Question 1: Algebra (22 marks = 22/300 = 7.3% of total maths mark)
This is a standard structure which relates to basic algebra and which should be completed successfully by all learners. Using a knowledge of equations, solutions to equations, exponents, and basic functional forms.
Question 2: Geometric Sequence and Series (12/300 = 4%)
Identifying terms and sums, and some dependency between the questions. This requires the understanding of these sequences and the ability and apply to select the right formulas, which are provided in the paper.
Question 3: Quadratic Sequence (13/300 = 4.3%)
There is almost always a question on quadratic sequences, and the relationship to the first difference as an arithmetic sequence. This should be achievable by most learners.
Question 4: Graphs: Log and Hyperbola (14/300 = 4.7%)
This question requires a thorough understanding of the knowledge of graphs, arising from work in Grades 10-12.
Question 5: Graphs: Parabola and Linear (22/300 = 7.3%)
There are two parts to this question of which the first is based on element of graphs, with the second requiring more analysis and reasoning to get to the required answer.
Question 6: Finance (16/200 = 5.3%)
Much of this is in the application of the formulas as presented in the attached list of formulas and equations. Most of these types of questions are similar in nature, and are also similar to questions found in the Mathematical Literacy papers.
Question 7: Calculus (14/200 = 4.7%)
The “first principles” question which appears consistently in Paper 1, and is concerned with the basis of calculus. This should be easy for all learner to be able to succeed in and to get full marks. However, question 7.3 is more challenging and requires some further analysis.

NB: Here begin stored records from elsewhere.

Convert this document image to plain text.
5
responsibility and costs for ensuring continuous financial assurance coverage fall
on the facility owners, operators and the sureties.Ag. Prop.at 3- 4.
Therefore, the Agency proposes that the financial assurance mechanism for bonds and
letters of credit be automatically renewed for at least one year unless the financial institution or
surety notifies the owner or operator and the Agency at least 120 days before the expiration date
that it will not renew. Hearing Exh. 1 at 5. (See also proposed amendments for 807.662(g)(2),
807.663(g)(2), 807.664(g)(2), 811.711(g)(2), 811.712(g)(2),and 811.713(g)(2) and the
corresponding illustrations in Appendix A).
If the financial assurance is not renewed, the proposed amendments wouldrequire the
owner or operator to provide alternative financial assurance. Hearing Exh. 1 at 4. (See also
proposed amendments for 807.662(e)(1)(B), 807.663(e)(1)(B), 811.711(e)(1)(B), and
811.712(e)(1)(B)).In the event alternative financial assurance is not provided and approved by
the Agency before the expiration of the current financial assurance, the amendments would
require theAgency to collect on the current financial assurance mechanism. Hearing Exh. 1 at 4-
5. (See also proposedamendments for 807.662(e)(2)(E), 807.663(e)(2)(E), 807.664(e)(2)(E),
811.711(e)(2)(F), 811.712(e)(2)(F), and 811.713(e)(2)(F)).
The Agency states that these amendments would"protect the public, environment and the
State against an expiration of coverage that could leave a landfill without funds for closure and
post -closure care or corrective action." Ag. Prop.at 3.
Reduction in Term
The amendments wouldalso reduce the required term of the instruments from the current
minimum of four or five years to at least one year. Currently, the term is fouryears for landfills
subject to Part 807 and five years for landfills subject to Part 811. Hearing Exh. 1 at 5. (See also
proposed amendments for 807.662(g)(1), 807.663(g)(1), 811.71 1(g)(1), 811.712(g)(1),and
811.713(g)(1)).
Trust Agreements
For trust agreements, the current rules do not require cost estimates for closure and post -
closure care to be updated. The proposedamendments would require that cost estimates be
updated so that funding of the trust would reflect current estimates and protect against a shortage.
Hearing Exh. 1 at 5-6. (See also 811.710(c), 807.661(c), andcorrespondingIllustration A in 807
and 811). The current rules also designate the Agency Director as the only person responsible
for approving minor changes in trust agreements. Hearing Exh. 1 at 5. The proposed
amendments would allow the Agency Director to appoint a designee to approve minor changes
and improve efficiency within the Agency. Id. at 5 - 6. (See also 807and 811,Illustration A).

Question 8: Calculus (14/200 = 4.7%)
Given a single cubic function, answer four separate questions, which draw on other elements of algebra.
Question 9: Calculus / Maximisation (7/300 = 2.3%)
This is a single question of 7 marks to find the optimal values from a diagram. This requires constructing the formula and then the application of the differential calculus methods. For many learners this will be the most difficult of the questions on this paper.
Question 10: Probability (11/300 = 3.7%)
A number of smaller questions concerning probability and combinations.
Question 11: Probability (5/200 = 1.7%)
This is a single question which uses data about the soccer team.
Total (150/300 = 50%)
Half of the maths mark is derived from this paper, and this is often seen as the easy paper, with Paper 2 including trigonometry and geometry. These will be examined later.